En marzo de 2016, en carta dirigida al papa Francisco, Küng reiteró severos cuestionamientos a la autoproclamada supremacía del obispo de Roma y su pretendida infalibilidad (https://elpais.com/elpais/2016/02/26/ opinion/1456503103_530587.html). Nuevamente diagnosticó que el freno para los cambios necesarios en la institución, “el motivo decisivo de la incapacidad de introducir reformas en todos estos planos sigue siendo, hoy como ayer, la doctrina de la infalibilidad del magisterio, que ha deparado a nuestra Iglesia un largo invierno […]. No nos engañemos: sin una re-visión constructiva del dogma de la infalibilidad apenas será posible una verdadera renovación”. Es a la luz de lo anterior que Hans Küng solicita a Francisco que “permita que tenga lugar en nuestra Iglesia una discusión libre, imparcial y desprejuiciada de todas las cuestiones pendientes y reprimidas que tienen que ver con el dogma de la infalibilidad. De este modo se podría regenerar honestamente el problemático legado vaticano de los últimos 150 años y enmendarlo en el sentido de la Sagrada Escritura y de la tradición ecuménica”. Vale recordar que el 18 de julio de 1870 el Concilio Vaticano I definió dos dogmas acerca del Papa (entonces ocupaba la silla Pío IX): la primacía del Papa sobre cada Iglesia nacional y todo cristiano, y el don de la infalibilidad.

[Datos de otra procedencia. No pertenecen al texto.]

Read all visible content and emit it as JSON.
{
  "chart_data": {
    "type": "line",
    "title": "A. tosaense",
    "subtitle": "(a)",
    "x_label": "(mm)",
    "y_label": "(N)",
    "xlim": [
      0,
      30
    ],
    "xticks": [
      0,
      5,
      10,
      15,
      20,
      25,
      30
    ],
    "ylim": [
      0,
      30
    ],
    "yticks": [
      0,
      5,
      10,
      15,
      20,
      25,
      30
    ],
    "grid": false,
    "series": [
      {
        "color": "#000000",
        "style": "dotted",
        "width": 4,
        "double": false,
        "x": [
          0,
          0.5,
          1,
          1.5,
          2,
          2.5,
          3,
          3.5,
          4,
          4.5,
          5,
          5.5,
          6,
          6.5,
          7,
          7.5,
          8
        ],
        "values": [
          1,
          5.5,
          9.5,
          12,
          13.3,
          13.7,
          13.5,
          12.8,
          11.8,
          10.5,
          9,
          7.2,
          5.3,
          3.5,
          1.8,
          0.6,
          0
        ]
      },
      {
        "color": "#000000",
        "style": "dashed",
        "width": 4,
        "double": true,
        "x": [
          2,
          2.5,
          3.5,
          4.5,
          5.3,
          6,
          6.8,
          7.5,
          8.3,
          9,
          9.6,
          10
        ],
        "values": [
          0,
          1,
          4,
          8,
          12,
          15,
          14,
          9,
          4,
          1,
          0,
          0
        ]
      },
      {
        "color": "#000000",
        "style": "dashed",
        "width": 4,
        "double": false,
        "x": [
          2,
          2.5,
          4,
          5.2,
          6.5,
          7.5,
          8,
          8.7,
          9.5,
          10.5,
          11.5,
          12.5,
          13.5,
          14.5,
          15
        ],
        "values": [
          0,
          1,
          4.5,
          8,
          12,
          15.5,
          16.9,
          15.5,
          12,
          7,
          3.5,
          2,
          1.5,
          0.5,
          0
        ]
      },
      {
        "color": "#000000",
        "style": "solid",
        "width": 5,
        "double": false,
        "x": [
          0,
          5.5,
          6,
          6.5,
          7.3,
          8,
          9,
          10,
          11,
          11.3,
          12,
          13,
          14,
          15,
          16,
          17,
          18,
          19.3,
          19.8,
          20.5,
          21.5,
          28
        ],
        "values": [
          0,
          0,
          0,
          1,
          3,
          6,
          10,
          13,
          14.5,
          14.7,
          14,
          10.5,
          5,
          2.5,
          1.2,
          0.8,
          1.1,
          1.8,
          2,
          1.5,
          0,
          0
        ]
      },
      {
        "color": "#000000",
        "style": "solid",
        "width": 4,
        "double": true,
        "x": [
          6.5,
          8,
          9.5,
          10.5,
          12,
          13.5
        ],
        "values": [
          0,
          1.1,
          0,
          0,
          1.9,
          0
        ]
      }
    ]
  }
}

En la tarea de señalar el verticalismo eclesial y los excesos resultantes que lo impulsaban, escribió: “Una fe inquebrantable. Y no es una fe en la Iglesia como institución, pues resulta evidente que la Iglesia yerra continuamente, sino una fe en Jesucristo, en su persona y en su causa, que sigue siendo el motivo principal de la tradición eclesial, su liturgia y su teología. A pesar de la decadencia de la Iglesia, Jesucristo nunca se ha perdido. El nombre de Jesucristo es como un ‘hilo dorado’ en el gran tapiz de la historia de la Iglesia. Aunque a menudo el tapiz aparece deshilachado y mugriento, ese hilo vuelve siempre a penetrar en la tela”.